LNC2
29 rue d'Ulm
75005 Paris France
Alzheimer’s disease (AD) is characterized by progressive cognitive deterioration from early mild cognitive impairment (MCI)) to dementia. The multi-scale causes of such pathologies, from the subcellular to the brain level, remain elusive to experimental approaches alone. The masters project is geared towards developing new models of cell-specific pathologies associated with AD and examining their effects at teh population and functional level. Specifically the models developed will identify AD-linked beta amyloid (Ba) role in neural activity alterations and cognitive impairments. The models, constrained by state-of-the-art data, will relate abnormalities at the receptor and cellular level with deficits in cognitive functions. We will focus on data-based modeling of early AD when low levels of Ba interact with elements of the neuronal circuit (data from collaborator labs). We will examine the Ba action through nicotinic acetylcholine receptors (NNRs) on brain activity seen in AD/MCI: notably the hyperfrontality and perturbations of the theta rhythm.

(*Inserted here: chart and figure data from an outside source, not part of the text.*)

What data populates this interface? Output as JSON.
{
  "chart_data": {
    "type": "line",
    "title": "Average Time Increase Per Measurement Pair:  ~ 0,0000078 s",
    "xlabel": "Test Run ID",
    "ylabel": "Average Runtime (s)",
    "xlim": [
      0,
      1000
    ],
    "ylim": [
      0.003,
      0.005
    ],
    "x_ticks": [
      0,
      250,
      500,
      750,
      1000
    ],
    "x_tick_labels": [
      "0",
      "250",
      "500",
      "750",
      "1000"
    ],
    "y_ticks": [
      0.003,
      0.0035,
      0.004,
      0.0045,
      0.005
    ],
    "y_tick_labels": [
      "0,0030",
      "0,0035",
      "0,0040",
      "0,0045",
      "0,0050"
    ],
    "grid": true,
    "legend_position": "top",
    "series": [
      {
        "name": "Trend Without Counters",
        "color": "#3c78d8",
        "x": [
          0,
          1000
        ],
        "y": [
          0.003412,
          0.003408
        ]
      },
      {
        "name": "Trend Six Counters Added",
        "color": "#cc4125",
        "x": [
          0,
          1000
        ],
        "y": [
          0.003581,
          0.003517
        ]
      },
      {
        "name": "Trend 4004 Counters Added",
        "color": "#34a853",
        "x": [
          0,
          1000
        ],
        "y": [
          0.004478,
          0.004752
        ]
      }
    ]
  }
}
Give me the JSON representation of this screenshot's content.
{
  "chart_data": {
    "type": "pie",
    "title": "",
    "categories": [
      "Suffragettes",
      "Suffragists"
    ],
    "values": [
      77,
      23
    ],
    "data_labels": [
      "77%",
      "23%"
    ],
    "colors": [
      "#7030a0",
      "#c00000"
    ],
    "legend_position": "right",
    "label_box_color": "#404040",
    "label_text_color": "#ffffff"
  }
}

The intern taking part in this project will work on one of the two aspects to specifically delineate the role of Ba action on NNRs of multiple subtypes (homomeric alpha7, heteromeric alpha7, beta2, alpha 5) in 1. the progressive onset of fronto-cortical hyperactivity or 2. the role of Ba-a7 action on failure of theta rhythm in the hippocampus. This they will be able to participate in one of two specific Aims:
Aim1: Guided by cutting edge data from Maskos lab (Pasteur Institute), we will build on our earlier developed models of NNR action in PFC circuitry to discover precise mechanisms by which soluble Ba acts on the NNR expressed on inhibitory circuitry to provoke hyperactivity.
Aim2: Guided by data from Yakel lab (NIEHS) our framework will extend to a mesoscopic spiking circuit model of theta induction in the hippocampus and Ba-a7 induced dynamics pathology.
Aim3: We will use these to model key cognitive tasks (e.g. working memory) and identify links between Ba-NNR pathways and MCI. We will profile potential nicotinic agents for functional amelioration.
Intern will receive training in computational modelling, analysis and the neurobiology of AD. Intern will take part in the scientific life of the GNT: seminars, lectures, presentations.